Programmes such as the International Homecoming Roots Festival, Banjul Demba Cultural Festival, Banjul Fine Arts Festival, Abene Festival, Miss Gambia Beauty Pageant as well as popular traditional and cultural festivals across the country, among many others, come to attention.

But while showcasing the rich culture of The Gambia to the outside world through festivals and special activities every year is good, the Vice President believes that we are rather overlooking the citizenry. “We should not be trapped in inactive logic; it should be proactive logic”.

Though the year has gone halfway, we still want to hold the GTB to their recent promise that key tourist sites in the country would receive a facelift within the short to medium term this year.

We also want to remind GTB of the ranking of The Gambia as the one of the top destinations in the world to visit in the 70s, 80s and 90s.

It is only natural therefore that we take tourism to another level after the Covid-19 pandemic and I urge the GTB to ride on the widely projected image of The Gambia as a place to visit, to speed up the improvement and development of infrastructure at our tourist sites, to draw not only foreign guests to The Gambia, but also encourage full local participation.

In my view, for tourism to peak and most probably overtake the other sectors considered Gambia’s biggest earners, we think that the GTB, in collaboration with other stakeholders including the the Ministry of Education, National Centre for Arts and Culture, must deliberately fashion programmes to attract Gambians, including students and pupils to our numerous attractions at a token fee to shore up earnings in the tourism sector.

For instance, making it mandatory for pupils to, as part of their studies, visit museums, historic sites, forts and other monuments in our regions is definitely going to swell up the numbers in domestic tourism.

In other jurisdictions, the locals themselves make tourism a delight, as they are always visiting places of interest in droves and thus keeping the industry alive all year round.

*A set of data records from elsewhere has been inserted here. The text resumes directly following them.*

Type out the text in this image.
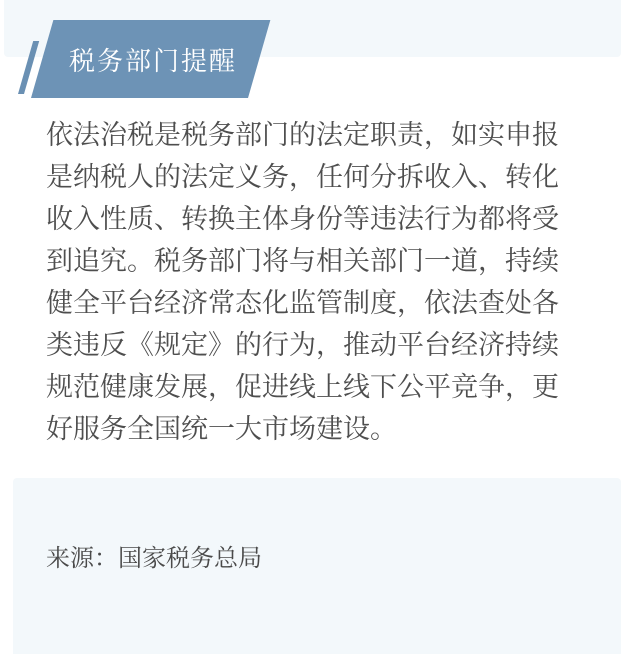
税务部门提醒
依法治税是税务部门的法定职责，如实申报
是纳税人的法定义务，任何分拆收入、转化
收入性质、转换主体身份等违法行为都将受
到追究。税务部门将与相关部门一道，持续
健全平台经济常态化监管制度，依法查处各
类违反《规定》的行为，推动平台经济持续
规范健康发展，促进线上线下公平竞争，更
好服务全国统一大市场建设。
来源：国家税务总局
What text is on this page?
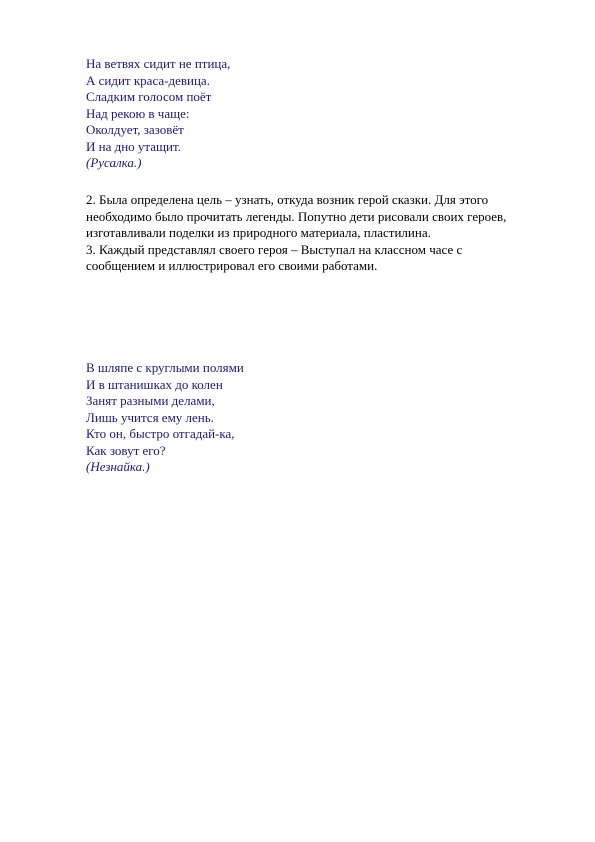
На ветвях сидит не птица,
А сидит краса-девица.
Сладким голосом поёт
Над рекою в чаще:
Околдует, зазовёт
И на дно утащит.
(Русалка.)
2. Была определена цель – узнать, откуда возник герой сказки. Для этого
необходимо было прочитать легенды. Попутно дети рисовали своих героев,
изготавливали поделки из природного материала, пластилина.
3. Каждый представлял своего героя – Выступал на классном часе с
сообщением и иллюстрировал его своими работами.
В шляпе с круглыми полями
И в штанишках до колен
Занят разными делами,
Лишь учится ему лень.
Кто он, быстро отгадай-ка,
Как зовут его?
(Незнайка.)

Well-trained locals also receive guests and are able to relay the history of the facilities visited.

Vice President Badara Joof is of the view that the difference between The Gambia and those other countries like Senegal and Indonesia is the fact that visiting their tourist sites is not a herculean task because access routes are well developed.

There are also numerous attractions that make patrons want to come back again and again because it affords them the relaxation and adventure they need while providing families and friends the opportunity to bond and have fun.

“How do we diversify our tourist products in terms of what they would be buying”?